Imagine you have a class like Coordinate that implements a two-dimensional coordinate pair. You might want to use instances of that class in a dictionary, but the problem is that instance keys compare by identity, not equality:
>>> D = {Coordinate(2, 3): "something"} # Coordinate is a custom class.
>>> D.has_key(Coordinate(2, 3)
False
This is not what you expect: even though the two instances of Coordinate(2, 3) have the same value, they don't have the same ID and therefore Python won't treat them as the same dictionary key.
The answer to this problem is to give the class __hash__ and __eq__ methods:
class Coordinate(object):
def __init__(self, x, y):
self.x = x
self.y = y
def __hash__(self):
return hash(self.x) ^ hash(self.y)
def __eq__(self, other):
try:
return self.x == other.x and self.y == other.y
except AttributeError:
return False
Now two instances that compare equal will also have the same hash, and Python will recognise them as the same dictionary key.
But there's a gotcha: unlike built-in types like int and tuple, classes in Python are mutable. That's generally what you want, but in this case it can bite you. If the instance which is the key is changed, the hash will also change and your code will probably experience difficult to track down bugs.
The solution is to make Coordinate immutable, or at least as immutable as any Python class can be. To make a class immutable, have the __setattr__ and __delattr__ methods raise exceptions. (But watch out -- that means that you can no longer write something like self.x = x, you have to delegate that to the superclass.)
class Coordinate(object):
def __setattr__(*args):
raise TypeError("can't change immutable class")
__delattr__ = __setattr__
def __init__(self, x, y):
super(Coordinate, self).__setattr__('x', x)

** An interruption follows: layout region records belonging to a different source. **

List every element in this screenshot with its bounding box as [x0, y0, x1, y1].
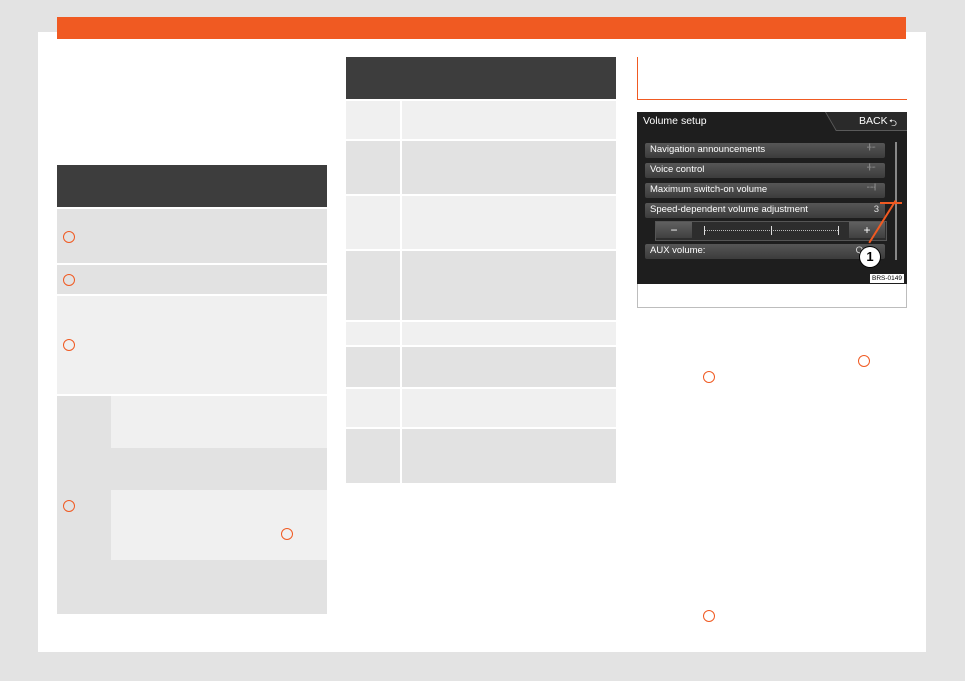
left-table-row [57, 265, 327, 294]
nested-row [111, 490, 327, 560]
callout-circle-icon [703, 610, 715, 622]
middle-table-row [346, 251, 616, 320]
middle-table-header [346, 57, 616, 99]
middle-table-row [346, 141, 616, 194]
callout-number-badge: 1 [860, 247, 880, 267]
left-table-header [57, 165, 327, 207]
volume-level-indicator: ··|···· [866, 144, 876, 151]
menu-item-maximum-switch-on-volume: Maximum switch-on volume ······| [645, 183, 885, 198]
middle-table-row [346, 347, 616, 387]
screen-title: Volume setup [643, 115, 707, 127]
menu-item-label: Maximum switch-on volume [650, 184, 768, 195]
middle-table-row [346, 196, 616, 249]
callout-line [880, 202, 902, 204]
back-button: BACK [859, 115, 888, 127]
volume-slider: − + [655, 221, 887, 241]
nested-row [111, 562, 327, 614]
section-heading-underline [637, 99, 907, 100]
middle-table-row [346, 389, 616, 427]
section-heading-rule [637, 57, 638, 99]
menu-item-navigation-announcements: Navigation announcements ··|···· [645, 143, 885, 158]
menu-item-speed-dependent-volume: Speed-dependent volume adjustment 3 [645, 203, 885, 218]
return-arrow-icon: ⮌ [889, 118, 898, 129]
menu-item-aux-volume: AUX volume: Q [645, 244, 885, 259]
nested-row [111, 450, 327, 488]
menu-item-value: 3 [873, 204, 879, 215]
callout-circle-icon [281, 528, 293, 540]
slider-tick [704, 226, 705, 235]
image-code-label: BRS-0149 [870, 274, 904, 283]
callout-circle-icon [63, 231, 75, 243]
slider-tick [838, 226, 839, 235]
callout-circle-icon [858, 355, 870, 367]
callout-circle-icon [63, 274, 75, 286]
callout-circle-icon [63, 339, 75, 351]
column-divider [400, 101, 402, 483]
callout-circle-icon [63, 500, 75, 512]
menu-item-label: Speed-dependent volume adjustment [650, 204, 808, 215]
middle-table-row [346, 101, 616, 139]
middle-table-row [346, 322, 616, 345]
left-table-row [57, 296, 327, 394]
menu-item-label: Voice control [650, 164, 705, 175]
nested-row [111, 396, 327, 448]
menu-item-label: Navigation announcements [650, 144, 766, 155]
left-table-row [57, 209, 327, 263]
minus-button: − [656, 222, 692, 238]
volume-level-indicator: ··|···· [866, 164, 876, 171]
callout-circle-icon [703, 371, 715, 383]
top-accent-bar [57, 17, 906, 39]
figure-caption-box [637, 284, 907, 308]
menu-item-voice-control: Voice control ··|···· [645, 163, 885, 178]
slider-thumb [771, 226, 772, 235]
middle-table-row [346, 429, 616, 483]
volume-level-indicator: ······| [866, 184, 876, 191]
menu-item-label: AUX volume: [650, 245, 706, 256]
volume-setup-screenshot: Volume setup BACK ⮌ Navigation announcem… [637, 112, 907, 284]
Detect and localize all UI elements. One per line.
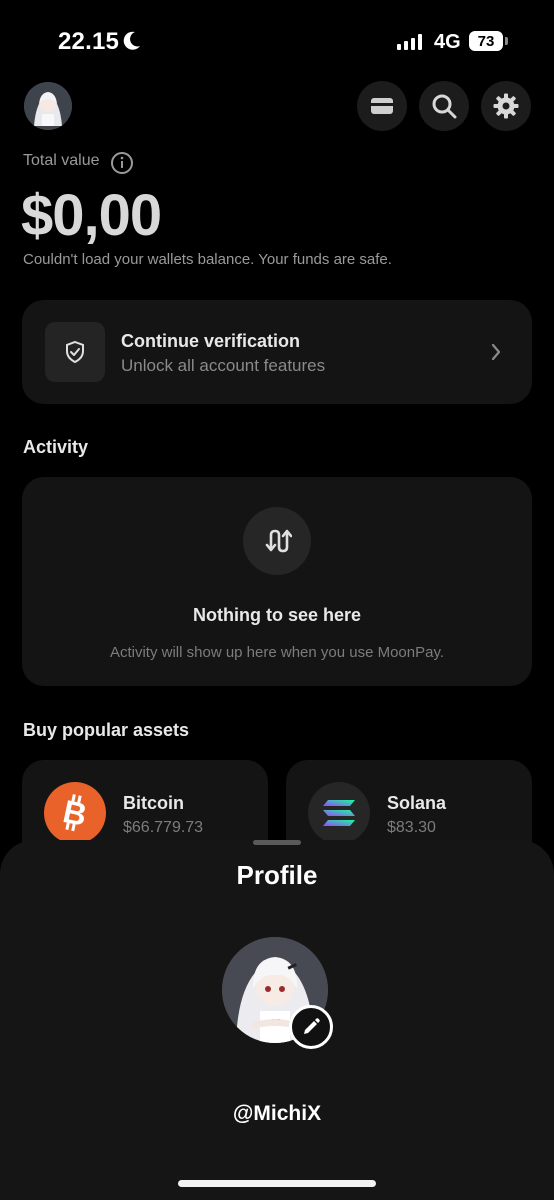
total-value-label: Total value bbox=[23, 152, 100, 169]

super(Coordinate, self).__setattr__('y', y)
def __hash__(self):
return hash(self.x) ^ hash(self.y)
def __eq__(self, other):
try:
return self.x == other.x and self.y == other.y
except AttributeError:
return False
There are a few other things you can do as well: as a memory optimization, you can use __slots__ = ('x', 'y') to allocate memory for the two attributes you do use and avoid giving each instance an attribute dictionary it can't use. If the superclass defines in-place operators like __iadd__ etc. you should over-ride them to raise exceptions. If your class is a container, you must also make sure that __setitem__ etc. either don't exist at all or raise exceptions.
(I am indebted to Python guru Alex Martelli's explanation about immutable instances.)
[Update, 2007-04-02: fixed a stupid typo where I called super(Immutable, ...) instead of super(Coordinate, ...).]